Em carta enviada aos clubes e à FPF, a Liga argumenta que "é organizadora das competições profissionais e, nessa qualidade, assegura aos clubes que podem utilizar todos os jogadores que foram inscritos na Liga e cujo registo foi homologado pela FPF". O documento, a que agência Lusa teve acesso, tem a assinatura da diretora-executiva, Andreia Couto, e nele lê-se que "esta investida da FPF é um expediente lamentável para coagir a Liga a pagar o que não deve".
Em causa, admite, está a "ameaça de suspensão das inscrições expedida" sexta-feira e "comunicada à Liga às 18:54". O organismo que rege o futebol profissional entende que tal "não tem qualquer cobertura regulamentar ou legal" e assegura que, "de facto, os clubes pagaram as inscrições e são completamente alheios às relações entre a Liga e a FPF".
Na carta, a Liga admite, implicitamente, o que o FC Porto também alega, ou seja, que a inscrição de Quaresma foi paga (estão em causa 4260 euros) e que tudo está regularizado, no que às obrigações do clube respeita. O dinheiro, esse, não chegou aos cofres federativos, a pretexto de uma dívida à FPF que a Liga decidiu não pagar.
A versão do organismo presidido por Mário Figueiredo é diferente e está resumida na carta da qual a Lusa reproduz excertos. "A Liga tem um crédito sobre a FPF, que resulta do pagamento de quotas de inscrição que os vossos serviços cobraram em duplicado.
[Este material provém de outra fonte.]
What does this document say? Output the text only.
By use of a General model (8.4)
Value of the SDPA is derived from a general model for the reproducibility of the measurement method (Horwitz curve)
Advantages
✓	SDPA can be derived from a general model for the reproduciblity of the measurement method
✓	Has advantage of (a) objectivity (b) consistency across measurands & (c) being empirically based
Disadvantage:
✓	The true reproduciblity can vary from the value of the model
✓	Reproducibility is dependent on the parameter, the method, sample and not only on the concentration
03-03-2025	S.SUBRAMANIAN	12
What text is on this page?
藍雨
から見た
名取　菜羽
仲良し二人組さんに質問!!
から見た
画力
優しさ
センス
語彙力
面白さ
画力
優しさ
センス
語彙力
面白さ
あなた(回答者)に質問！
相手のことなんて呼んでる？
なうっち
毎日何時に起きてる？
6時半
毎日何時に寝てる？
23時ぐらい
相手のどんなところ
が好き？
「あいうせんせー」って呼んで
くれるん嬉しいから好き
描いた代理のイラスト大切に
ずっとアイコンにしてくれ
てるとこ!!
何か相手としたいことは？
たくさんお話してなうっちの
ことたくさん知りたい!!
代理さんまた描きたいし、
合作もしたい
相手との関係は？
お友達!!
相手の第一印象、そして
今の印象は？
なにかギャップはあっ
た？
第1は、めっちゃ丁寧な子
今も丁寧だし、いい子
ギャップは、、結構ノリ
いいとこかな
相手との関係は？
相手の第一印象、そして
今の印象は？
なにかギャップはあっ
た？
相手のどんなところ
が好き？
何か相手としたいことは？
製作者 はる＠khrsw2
Igualmente bem sabe que está a ser exigido pela FPF o pagamento de quotas de inscrição de jogadores que não se inscreveram na época desportiva 2013/14, que a Liga, naturalmente, não aceita e, como tal, não exigiu aos clubes", defende-se, no documento em que se informa que já estava marcada para segunda-feira uma reunião para discutir estes assuntos.